エホバの証人の発想の特徴は、「とにかく自分たちは特別なのだ」と考えるという点にあります。したがって、世間から賞賛されれば「やはり自分たちは特別な真の宗教なのだ」と解釈しますし、もし反対に直面すれば「自分たちは真の宗教なのだから迫害されるのだ。反対されているということは、やはりこの宗教に間違いはないのだ」と解釈します。また、夫から反対される妻に対しては、「もしあなたが反対に屈すれば、あなたが愛しているそのご主人もこの真の宗教に入ることができなくて、やがて滅びることになるんですよ。 ご主人を愛しているのであればこそ、反対に屈してはいけない」などと、極めて感情的かつ逃げ場のない教えが繰り返し与えられることになります。

したがって、夫が正面を切って反対するということは、逆に、妻がこの宗教にさらに専念するための燃料を投下するような事態であるわけです。

イ.正面から反対することにはもう一つの深刻な弊害があります。

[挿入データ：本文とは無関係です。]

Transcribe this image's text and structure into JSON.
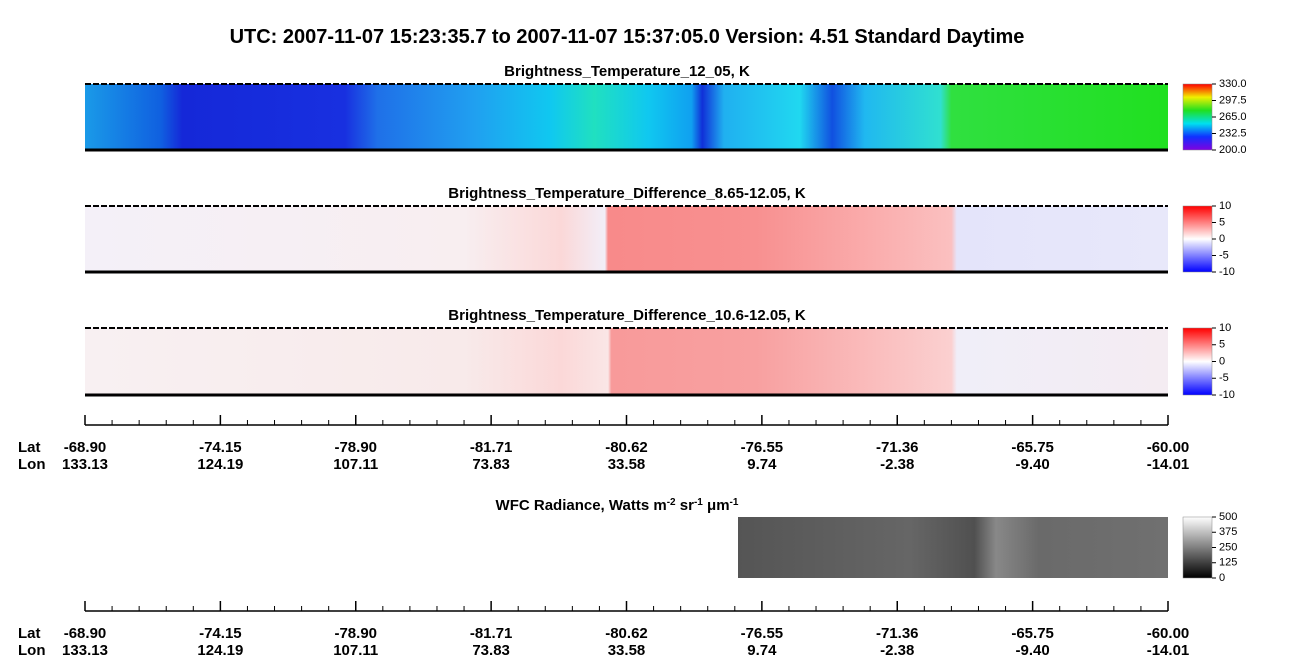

それは、仮にこの宗教から引き剥がしたとしても、夫婦の関係自体を破壊してしまう恐れがあるということです。

前述したように、この宗教に没頭している妻はたいていの場合、生活も友人関係も心もすべてこの宗教に支配されており、かつ、その支配は長年にわたっています。こうした状況の妻を、力でその活動から引き離すのは、相当の威嚇が必要であり、ある場合は暴力にすら至るかもしれません。

そのような妻の尊厳を無視する方法をとった場合には、妻を宗教から引き離すことに成功した頃には、その方法自体により夫婦関係が破壊されてしまっている可能性が高いかもしれません。夫婦関係の改善のために採る行動が、結局夫婦関係を破壊したということでは、全く意味がないのではないでしょうか。